I would speak to him, and at first he would smile and start to say a few things and then would cry as the words failed him. The nurses told me that he was in no pain, that many people who suffer strokes cry uncontrollably. I would reach through the bars and take his hand in mine and while holding his hand talk to him and sometimes he would stop crying and seemed to listen. He would smile, but then the smile would give way to tears when he attempted to speak again. I would keep talking and holding his hand. He smiled, then cried, then smiled again. His words came in sputters and pain.
All about me during those visits were other visitors who chatted away with each other or with men and women they were visiting. Harry seemed so far away by comparison. No one, it seemed, could really visit him and connect with his mind and heart through language.
That was almost 30 years ago. Harry was old then, and I am sure he has passed on. I moved on, too, and used to go back from time to time to see him, and there was never any change in the routine.
I thought back on Harry earlier today. Of all things, a book on the transcontinental railroad brought him to mind.
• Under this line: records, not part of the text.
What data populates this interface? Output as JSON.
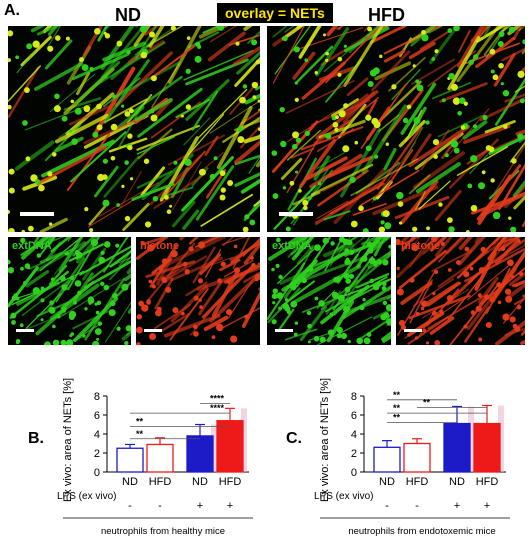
{
  "figure": {
    "panel_a_label": "A.",
    "nd_title": "ND",
    "hfd_title": "HFD",
    "overlay_label": "overlay = NETs",
    "channel_labels": {
      "nd_extdna": "extDNA",
      "nd_histone": "histone",
      "hfd_extdna": "extDNA",
      "hfd_histone": "histone"
    },
    "colors": {
      "dna_green": "#2fd11e",
      "histone_red": "#e23b1c",
      "overlay_yellow": "#d8ea1a",
      "nd_bar": "#1b1bc8",
      "hfd_bar": "#ee1a1a",
      "error_pink": "#e9b3c9"
    }
  },
  "chart_data": [
    {
      "type": "bar",
      "panel_label": "B.",
      "ylabel": "Ex vivo: area of NETs [%]",
      "ylim": [
        0,
        8
      ],
      "yticks": [
        "0",
        "2",
        "4",
        "6",
        "8"
      ],
      "categories": [
        "ND",
        "HFD",
        "ND",
        "HFD"
      ],
      "values": [
        2.5,
        2.9,
        3.8,
        5.4
      ],
      "errors": [
        0.4,
        0.7,
        1.2,
        1.3
      ],
      "filled": [
        false,
        false,
        true,
        true
      ],
      "lps_label": "LPS (ex vivo)",
      "lps_values": [
        "-",
        "-",
        "+",
        "+"
      ],
      "footer": "neutrophils from healthy mice",
      "significance": [
        {
          "from": 0,
          "to": 2,
          "label": "**"
        },
        {
          "from": 0,
          "to": 3,
          "label": "**"
        },
        {
          "from": 2,
          "to": 3,
          "label": "****"
        },
        {
          "from": 0,
          "to": 3,
          "label": "****"
        }
      ]
    },
    {
      "type": "bar",
      "panel_label": "C.",
      "ylabel": "Ex vivo: area of NETs [%]",
      "ylim": [
        0,
        8
      ],
      "yticks": [
        "0",
        "2",
        "4",
        "6",
        "8"
      ],
      "categories": [
        "ND",
        "HFD",
        "ND",
        "HFD"
      ],
      "values": [
        2.6,
        3.0,
        5.1,
        5.1
      ],
      "errors": [
        0.7,
        0.5,
        1.8,
        1.9
      ],
      "filled": [
        false,
        false,
        true,
        true
      ],
      "lps_label": "LPS (ex vivo)",
      "lps_values": [
        "-",
        "-",
        "+",
        "+"
      ],
      "footer": "neutrophils from endotoxemic mice",
      "significance": [
        {
          "from": 0,
          "to": 2,
          "label": "**"
        },
        {
          "from": 0,
          "to": 3,
          "label": "**"
        },
        {
          "from": 0,
          "to": 2,
          "label": "**"
        },
        {
          "from": 1,
          "to": 3,
          "label": "**"
        }
      ]
    }
  ]
}
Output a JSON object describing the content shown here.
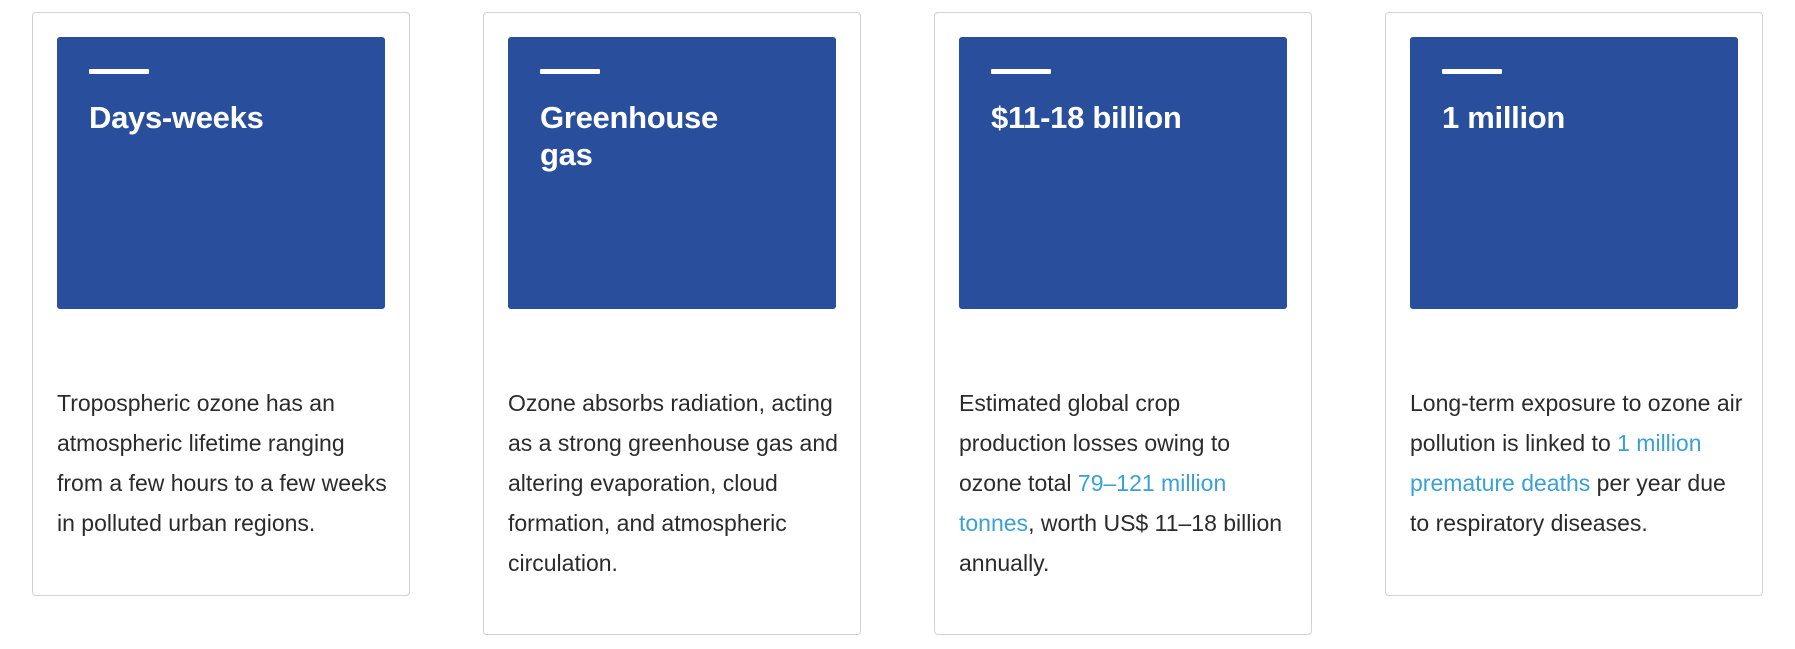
{
  "cards": [
    {
      "headline": "Days-weeks",
      "body": "Tropospheric ozone has an atmospheric lifetime ranging from a few hours to a few weeks in polluted urban regions."
    },
    {
      "headline": "Greenhouse gas",
      "body": "Ozone absorbs radiation, acting as a strong greenhouse gas and altering evaporation, cloud formation, and atmospheric circulation."
    },
    {
      "headline": "$11-18 billion",
      "body_before": "Estimated global crop production losses owing to ozone total ",
      "body_link": "79–121 million tonnes",
      "body_after": ", worth US$ 11–18 billion annually."
    },
    {
      "headline": "1 million",
      "body_before": "Long-term exposure to ozone air pollution is linked to ",
      "body_link": "1 million premature deaths",
      "body_after": " per year due to respiratory diseases."
    }
  ],
  "colors": {
    "panel": "#284e9c",
    "link": "#3aa0d8",
    "text": "#2b2b2b",
    "border": "#cfd3d8"
  }
}
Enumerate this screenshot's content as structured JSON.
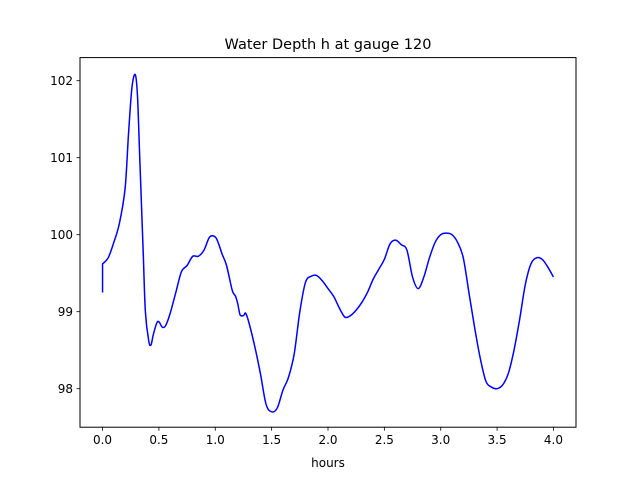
{
  "chart_data": {
    "type": "line",
    "title": "Water Depth h at gauge 120",
    "xlabel": "hours",
    "ylabel": "",
    "xlim": [
      -0.2,
      4.2
    ],
    "ylim": [
      97.5,
      102.3
    ],
    "grid": false,
    "x_ticks": [
      0.0,
      0.5,
      1.0,
      1.5,
      2.0,
      2.5,
      3.0,
      3.5,
      4.0
    ],
    "x_tick_labels": [
      "0.0",
      "0.5",
      "1.0",
      "1.5",
      "2.0",
      "2.5",
      "3.0",
      "3.5",
      "4.0"
    ],
    "y_ticks": [
      98,
      99,
      100,
      101,
      102
    ],
    "y_tick_labels": [
      "98",
      "99",
      "100",
      "101",
      "102"
    ],
    "series": [
      {
        "color": "#0000ff",
        "x": [
          0.0,
          0.0,
          0.05,
          0.1,
          0.15,
          0.2,
          0.23,
          0.26,
          0.29,
          0.31,
          0.33,
          0.36,
          0.38,
          0.41,
          0.43,
          0.45,
          0.48,
          0.5,
          0.53,
          0.56,
          0.6,
          0.65,
          0.7,
          0.75,
          0.8,
          0.85,
          0.9,
          0.95,
          1.0,
          1.03,
          1.06,
          1.1,
          1.15,
          1.18,
          1.2,
          1.22,
          1.25,
          1.27,
          1.3,
          1.35,
          1.4,
          1.45,
          1.5,
          1.55,
          1.6,
          1.65,
          1.7,
          1.75,
          1.8,
          1.85,
          1.9,
          1.95,
          2.0,
          2.05,
          2.1,
          2.15,
          2.2,
          2.25,
          2.3,
          2.35,
          2.4,
          2.45,
          2.5,
          2.55,
          2.6,
          2.65,
          2.7,
          2.75,
          2.8,
          2.85,
          2.9,
          2.95,
          3.0,
          3.05,
          3.1,
          3.15,
          3.2,
          3.25,
          3.3,
          3.35,
          3.4,
          3.45,
          3.5,
          3.55,
          3.6,
          3.65,
          3.7,
          3.75,
          3.8,
          3.85,
          3.9,
          3.95,
          4.0
        ],
        "values": [
          99.25,
          99.62,
          99.7,
          99.9,
          100.15,
          100.6,
          101.3,
          101.9,
          102.08,
          101.8,
          101.0,
          99.8,
          99.0,
          98.62,
          98.57,
          98.7,
          98.85,
          98.87,
          98.8,
          98.82,
          98.98,
          99.25,
          99.52,
          99.6,
          99.72,
          99.72,
          99.8,
          99.97,
          99.97,
          99.88,
          99.75,
          99.6,
          99.28,
          99.2,
          99.1,
          98.96,
          98.95,
          98.98,
          98.85,
          98.55,
          98.2,
          97.8,
          97.7,
          97.75,
          97.98,
          98.15,
          98.45,
          99.0,
          99.38,
          99.46,
          99.47,
          99.4,
          99.3,
          99.2,
          99.05,
          98.93,
          98.95,
          99.02,
          99.12,
          99.25,
          99.42,
          99.55,
          99.68,
          99.88,
          99.93,
          99.87,
          99.8,
          99.45,
          99.3,
          99.45,
          99.7,
          99.9,
          100.0,
          100.02,
          100.0,
          99.9,
          99.7,
          99.25,
          98.8,
          98.4,
          98.1,
          98.02,
          98.0,
          98.05,
          98.2,
          98.5,
          98.9,
          99.35,
          99.62,
          99.7,
          99.68,
          99.58,
          99.45
        ]
      }
    ]
  }
}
It is the book we are having read to us during our main meal at midday, and the section today was about the high hopes people had 150 years ago as plans were being discussed to lay tracks from one end of America to the other. The monk who read came to a sentence that said that gold would be discovered in California and the rush would be on -- the tracks would be laid even faster. The desire for wealth made everything and everyone move faster. Hopes would reach a frenzy.
And Harry came to mind. Why? I am not sure. Maybe some association with connecting, with reaching a point, with high hopes of arrival and the wealth of being able to do just that. Harry lay still -- all the gold in California would have meant nothing to him. To speak would have been rubies and diamonds for him. He had a heart. He could not speak from it.
A nurse told me that it was important to speak to Harry as if he were normal. Tell him you care for him, she would say. Tell him it is going to be all right.
Well, I cared for him and told him as much, but things were not all right. I only had my words and the holding of his hand. Fools gold, maybe. Not the real thing. But then, on second thought, what a different world it would be if we tried every day to reach out to each other with the little we have. We are the only wealth there is. How I wish we could as easily find a way to reach into the heart of another and find the gold that is there.
All the wealth in the world is worthless when it is no longer within our grasp. And, I wonder, what is its real worth, anyway? We will all reach a still point in life when we want to hear love, speak love, know love through touch, nearness, goodness. Perhaps we can know something of that day by laying what tracks we can to bring us to the only wealth that matters in this life and surely the life to come. Be still, be loving, receive love from others.
Trappist Fr. James Behrens lives at Holy Spirit Monastery, Conyers, Ga.